I think that you could convert a LOT of small businesses over if you could get a Peachtree or Quickbooks port for Linux. However, for small business, you don't stand a chance until you get *good* accounting software. OOo calc not sucking would really help too; lots of businesses make very heavy use of spreadsheets. (OOo Writer sucks, but so does Word. OOo Impress is adequate, as it's all pretty much PowerPointless anyway.)

If you're looking for long-term savings, I'd suggest considering Windows TS clients (use your old XP machines/licenses/etc), and a Windows 2k3 server terminal server.
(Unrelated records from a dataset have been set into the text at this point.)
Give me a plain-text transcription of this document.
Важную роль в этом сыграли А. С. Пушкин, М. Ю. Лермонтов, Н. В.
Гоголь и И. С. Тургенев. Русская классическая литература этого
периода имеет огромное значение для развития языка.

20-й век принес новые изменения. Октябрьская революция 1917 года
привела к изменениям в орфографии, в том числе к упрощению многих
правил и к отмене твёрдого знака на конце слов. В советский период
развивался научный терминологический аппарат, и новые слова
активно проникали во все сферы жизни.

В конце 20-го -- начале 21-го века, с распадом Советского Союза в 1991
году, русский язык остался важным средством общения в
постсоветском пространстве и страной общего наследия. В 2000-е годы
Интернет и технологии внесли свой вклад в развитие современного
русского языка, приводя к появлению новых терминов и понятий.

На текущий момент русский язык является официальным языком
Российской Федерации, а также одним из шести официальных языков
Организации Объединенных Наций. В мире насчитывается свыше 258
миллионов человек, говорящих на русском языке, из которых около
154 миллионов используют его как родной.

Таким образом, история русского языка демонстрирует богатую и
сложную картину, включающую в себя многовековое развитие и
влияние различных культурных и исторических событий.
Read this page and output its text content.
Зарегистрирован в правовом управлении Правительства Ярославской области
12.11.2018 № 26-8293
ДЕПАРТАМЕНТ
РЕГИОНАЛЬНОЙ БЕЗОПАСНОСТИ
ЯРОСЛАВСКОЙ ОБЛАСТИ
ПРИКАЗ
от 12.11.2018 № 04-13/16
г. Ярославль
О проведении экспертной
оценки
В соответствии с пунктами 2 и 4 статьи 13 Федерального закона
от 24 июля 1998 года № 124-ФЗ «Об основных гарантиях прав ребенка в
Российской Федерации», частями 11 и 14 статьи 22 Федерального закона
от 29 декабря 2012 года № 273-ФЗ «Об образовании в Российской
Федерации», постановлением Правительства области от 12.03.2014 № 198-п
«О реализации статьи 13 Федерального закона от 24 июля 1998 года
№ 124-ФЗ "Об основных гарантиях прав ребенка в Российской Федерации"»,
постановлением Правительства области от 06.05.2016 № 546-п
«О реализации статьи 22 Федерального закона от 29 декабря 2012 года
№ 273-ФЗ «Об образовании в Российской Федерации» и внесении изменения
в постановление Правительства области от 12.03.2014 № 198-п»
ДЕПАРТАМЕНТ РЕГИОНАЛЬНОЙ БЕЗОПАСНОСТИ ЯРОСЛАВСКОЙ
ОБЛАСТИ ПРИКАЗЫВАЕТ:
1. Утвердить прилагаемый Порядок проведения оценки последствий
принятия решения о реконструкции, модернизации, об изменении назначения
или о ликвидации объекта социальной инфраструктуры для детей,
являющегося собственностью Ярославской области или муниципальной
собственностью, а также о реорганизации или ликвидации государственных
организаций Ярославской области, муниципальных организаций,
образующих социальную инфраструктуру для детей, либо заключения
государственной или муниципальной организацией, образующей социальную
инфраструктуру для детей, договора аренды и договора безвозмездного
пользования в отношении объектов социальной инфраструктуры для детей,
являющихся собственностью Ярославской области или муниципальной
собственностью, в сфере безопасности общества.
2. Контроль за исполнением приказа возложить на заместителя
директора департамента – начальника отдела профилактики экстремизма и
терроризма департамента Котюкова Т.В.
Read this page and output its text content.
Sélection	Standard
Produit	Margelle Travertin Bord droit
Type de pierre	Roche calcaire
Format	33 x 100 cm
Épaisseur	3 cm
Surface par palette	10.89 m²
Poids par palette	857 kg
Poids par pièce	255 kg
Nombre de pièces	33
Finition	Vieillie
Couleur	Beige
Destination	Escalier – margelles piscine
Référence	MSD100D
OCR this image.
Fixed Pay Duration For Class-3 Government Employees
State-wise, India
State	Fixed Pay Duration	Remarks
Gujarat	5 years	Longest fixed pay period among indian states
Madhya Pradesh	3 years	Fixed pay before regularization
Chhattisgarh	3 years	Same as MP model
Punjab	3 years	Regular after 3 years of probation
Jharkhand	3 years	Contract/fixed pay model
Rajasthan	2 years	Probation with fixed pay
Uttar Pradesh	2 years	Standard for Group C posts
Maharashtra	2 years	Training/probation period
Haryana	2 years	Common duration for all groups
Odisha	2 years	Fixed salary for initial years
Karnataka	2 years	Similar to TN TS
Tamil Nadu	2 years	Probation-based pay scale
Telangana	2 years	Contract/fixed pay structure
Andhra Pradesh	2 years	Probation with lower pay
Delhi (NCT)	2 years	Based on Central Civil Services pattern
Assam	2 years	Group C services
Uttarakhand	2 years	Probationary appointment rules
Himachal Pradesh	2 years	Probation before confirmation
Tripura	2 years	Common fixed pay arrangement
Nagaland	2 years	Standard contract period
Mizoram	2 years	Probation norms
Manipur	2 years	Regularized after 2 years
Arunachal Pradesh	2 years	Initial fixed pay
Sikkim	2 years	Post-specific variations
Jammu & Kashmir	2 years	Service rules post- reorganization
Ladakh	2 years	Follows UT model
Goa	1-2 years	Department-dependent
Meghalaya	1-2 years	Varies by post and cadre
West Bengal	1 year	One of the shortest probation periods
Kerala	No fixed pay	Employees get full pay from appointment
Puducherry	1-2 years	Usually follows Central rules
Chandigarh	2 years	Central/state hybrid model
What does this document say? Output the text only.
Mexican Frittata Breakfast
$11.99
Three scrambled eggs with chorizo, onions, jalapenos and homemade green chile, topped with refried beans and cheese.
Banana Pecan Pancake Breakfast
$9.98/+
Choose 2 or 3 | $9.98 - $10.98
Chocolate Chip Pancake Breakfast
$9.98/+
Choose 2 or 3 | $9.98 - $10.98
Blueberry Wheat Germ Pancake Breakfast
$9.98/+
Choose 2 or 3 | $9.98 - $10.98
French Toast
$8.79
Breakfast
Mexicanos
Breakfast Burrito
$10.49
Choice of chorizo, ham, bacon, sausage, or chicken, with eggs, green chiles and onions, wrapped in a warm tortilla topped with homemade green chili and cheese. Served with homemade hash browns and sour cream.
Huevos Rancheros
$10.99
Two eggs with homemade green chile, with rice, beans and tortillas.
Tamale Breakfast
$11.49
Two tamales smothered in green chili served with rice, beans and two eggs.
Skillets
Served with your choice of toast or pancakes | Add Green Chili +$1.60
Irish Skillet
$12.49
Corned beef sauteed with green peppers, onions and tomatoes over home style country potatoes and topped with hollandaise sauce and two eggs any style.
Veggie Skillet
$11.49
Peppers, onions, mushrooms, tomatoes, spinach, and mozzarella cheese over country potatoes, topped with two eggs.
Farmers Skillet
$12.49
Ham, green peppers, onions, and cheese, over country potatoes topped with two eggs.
It won't be all that cheap to setup initially, but you will be able to significantly reduce your maintenance headaches.

Look at the business needs, and pick technologies that meet the business needs. Make technology work FOR your business; I've see what happens when you flip that around, and it isn't pretty.

Almost total Linux shop with 1000+ employees (2, Insightful)

SQLz (564901) | more than 7 years ago | (#17413478)

I actually don't work for the group in charge of maintaining the systems, but I know a few things about how they are maintained. Basically, all systems have the same exact same RH4 image and sync up against an internal yum repository for software updates. There is basically zero maintenance for each machine besides that. Users can't write to the hard drive, all data is stored on netapp filers. When you are hired, you get really basic classes on how to use KDE, the internal wiki, Open Office, get on mailing lists, etc. A caveman could pass these classes.

We have over 7000 linux machines and 4 people to maintain them, plus 1000+ technical and non technical employees. Using Linux saves us millions of dollars, which pays for a couple of those netapps. The thing is, Linux just works, not to mention the vast amount of free software that is available for it.

Truthfully, and its a sad truth for some people, anyone who says Linux isn't ready for the corporate world has no idea what they are talking about. Its been there for while.